「ひいらぎ」は、磯子地区二番目のグループホームとして、平成16年8月に誕生しました。
「アレグリア」の開所のときには、本人、家族ともに「グループホームが海のものとも山のものともわからない」とおっしゃる方や「車椅子だから入るのは無理」「重度障害だから親以外では生活を見られない」という感じを持っていた方が多かったと思います。しかし、アレグリアで生活をしているメンバーさんの様子を見て、「うちの子もグループホームで生活できるのではないか」「グループホームで生活させてみたい」「生活していく力はあるのではないか」と感じる方が増えたようで、グループホーム建築の希望が多く出されました。

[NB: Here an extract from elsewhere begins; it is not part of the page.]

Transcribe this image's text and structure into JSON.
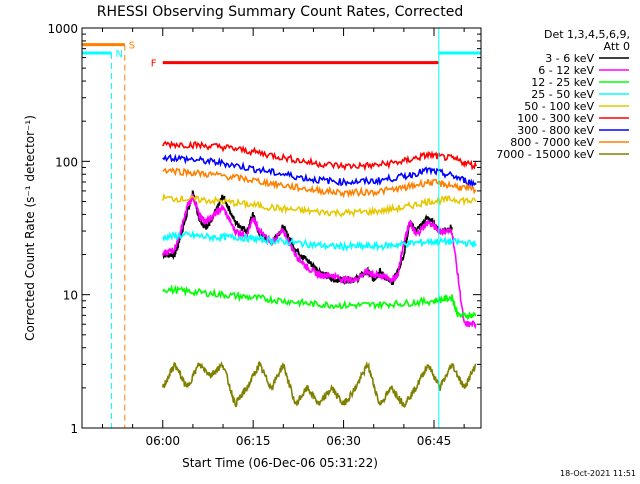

本人たちからも「グループホームに行きたい」と声が上がりました。本人、家族の希望を合わせて17名になり、「ひいらぎ」を建築するための物件探しを始めました。
ここでも、障害者に対する見方や理解が乏しいことを痛烈に感じました。どんなに説明をしても「障害者に新しい建物は必要ない。誰かが住んだ後の物件を借りるのが妥当だ」「近所に説明がつかない」などといった理由で物件が決まらず、内覧した物件は30件以上、使いたいと思う物件はいくつかありましたが、そのたびに「障害者の方には……」と断られ、物件探しはアレグリアよりも難航。1年を費やしました。
物件探しが難航しているさなか、アレグリアを建築してくださった方から外出先の携帯電話に「新しいグループホーム建築に協力する」という一報をもらいました。その土地は、アレグリア建築時に一度候補になったものの、家主さんの思い入れがあり、今後の使用についても決められていると聞いていたので使用は難しいと思っていた場所でした。交渉は順調に進み、建築へと移っていきました。
アレグリア同様、重度重複障害の方、体の大きな方、知的障害の方でも対応できるよう、図面は全てこちらで引くことも了承していただき、建物が完成しました。建物には「集」の活動のひとつであるベーカリー「Pa・Pan」も同居しています。